Inizialmente, i sistemi informativi erano poco complessi e sostanzialmente sistemi chiusi, ovvero non connessi con sistemi di altre aziende. Questi sistemi supportavano un numero limitato di funzionalità a livello aziendale, quali la produzione o la contabilità ed erano organizzati in silos: costituiti da una serie di applicazioni indipendenti specializzate nel supporto e/o esecuzione di una specifica funzionalità. Con il passare del tempo, la complessità dei sistemi informativi è aumentata; si tratta di sistemi composti da diverse applicazioni integrate tra di loro per supportare sia processi interni dell’azienda (intraziendali) sia processi che prevedono la collaborazione con altre aziende (interaziendali).

Inoltre, il sistema informativo di un’azienda è spesso il risultato di una crescita incrementale e sempre in evoluzione:

  • Cambiamenti dettati dal business
    • Introduzione di nuove funzionalità
    • Migliorare la qualità delle funzionalità offerte
  • Cambiamenti dettati dall’evoluzione tecnologica

Per mantenere gestibili le relazioni tra il lato business e quello tecnologico è necessario progettare strutture di natura astratta, in modo da risultare indipendenti da scelte specifiche. L’architettura di un sistema è data dall’insieme componenti, delle relazioni fra gli stessi e dei principi che definiscono la loro progettazione ed evoluzione nel tempo. Si definiscono stakeholders coloro che hanno interesse al sistema considerato, per esempio relativamente all’intero ciclo di vita del sistema, perché ne sono proprietari, fruitori, finanziatori, utenti. In genere, possono aver bisogno di analizzare l’architettura da diversi punti di vista.

La definizione di una architettura deve permettere dunque di soddisfare le diverse esigenze degli stakeholder, dando la possibilità di analizzare il sistema da diversi punti di vista e con diversi livelli di granularità. È per questo che si avvale di framework architetturali che stabiliscono le convenzioni e i metodi per descrivere le architetture in diversi domini e per diversi stakeholder.

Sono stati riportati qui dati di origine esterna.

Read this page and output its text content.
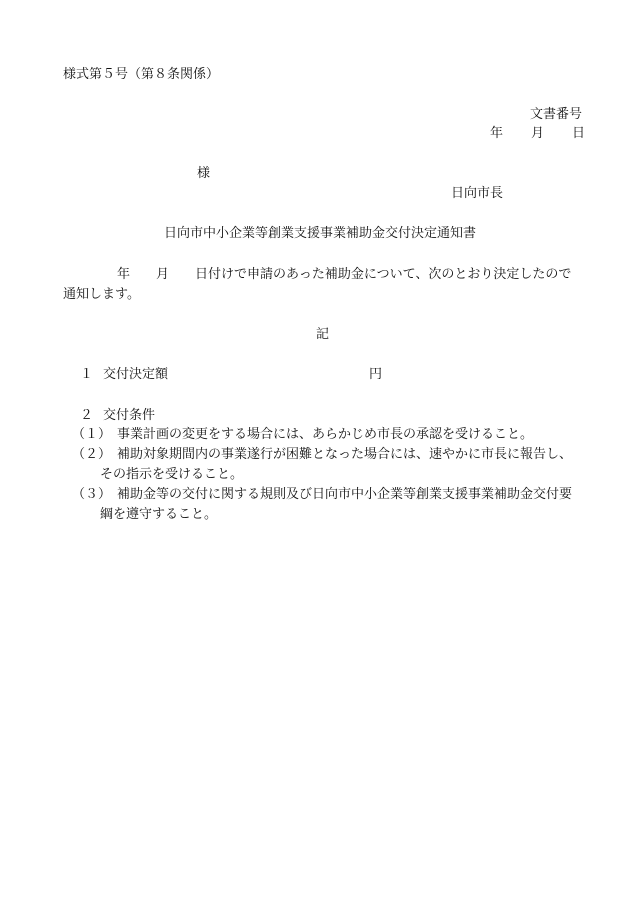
様式第５号（第８条関係）
文書番号
年 月 日
様
日向市長
日向市中小企業等創業支援事業補助金交付決定通知書
年 月 日付けで申請のあった補助金について、次のとおり決定したので
通知します。
記
１ 交付決定額	円
２ 交付条件
（１） 事業計画の変更をする場合には、あらかじめ市長の承認を受けること。
（２） 補助対象期間内の事業遂行が困難となった場合には、速やかに市長に報告し、
その指示を受けること。
（３） 補助金等の交付に関する規則及び日向市中小企業等創業支援事業補助金交付要
綱を遵守すること。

L’Enterprise Architecture (EA) viene definita come il mezzo per analizzare e descrivere una organizzazione nel suo stato attuale e futuro partendo da una prospettiva integrata di strategia, business e tecnologia. L’EA fornisce una panoramica dei processi, sistemi, tecnologia, strutture e capacità di una organizzazione; questa mappa fornisce un contesto strategico per supportare l’evoluzione continua del sistema informativo dettata dalle spinte di business o tecnologiche.

Framework di Zachman

Alla fine degli anni Novanta, John Zachman definì fondamentale l’uso di una architettura per descrivere il sistema informativo aziendale in quanto la tecnologia iniziava a consentire la distribuzione di applicazioni e dati su macchine diverse; la decentralizzazione senza una struttura ben precisa avrebbe generato il caos. Propose così il framework per definire l’EA: una tassonomia per organizzare documenti, specifiche e modelli esistenti in uno schema generale e mostrare le relazioni che esistono tra essi. Il framework di Zachman è organizzato in righe e colonne: le colonne definiscono gli aspetti da analizzare, mentre le righe mettono in luce i diversi punti di vista che possono interessare diversi stakeholder. Le celle del framework definiscono le prospettive, che identificano i modelli e diagrammi in grado di fornire le informazioni su un particolare aspetto secondo un certo punto di vista.

Progettazione (BOAT)

Per la progettazione dell’architettura del sistema come EA, si utilizza l’approccio BOAT:

  • Business: aspetti legati agli obiettivi aziendali
  • Organizzativi: aspetti legati alla struttura dell’organizzazione
  • Architetturali: aspetti che descrivono l’architettura funzionale del sistema
  • Tecnologici: aspetti in cui vengono delineate le scelte tecnologiche di tipo generale

L’architettura funzionale (A) di un sistema informativo specifica la struttura di quel sistema in termini di componenti software che supportano specifiche funzioni e in termini di interfacce che consentono l’interazione tra quei componenti.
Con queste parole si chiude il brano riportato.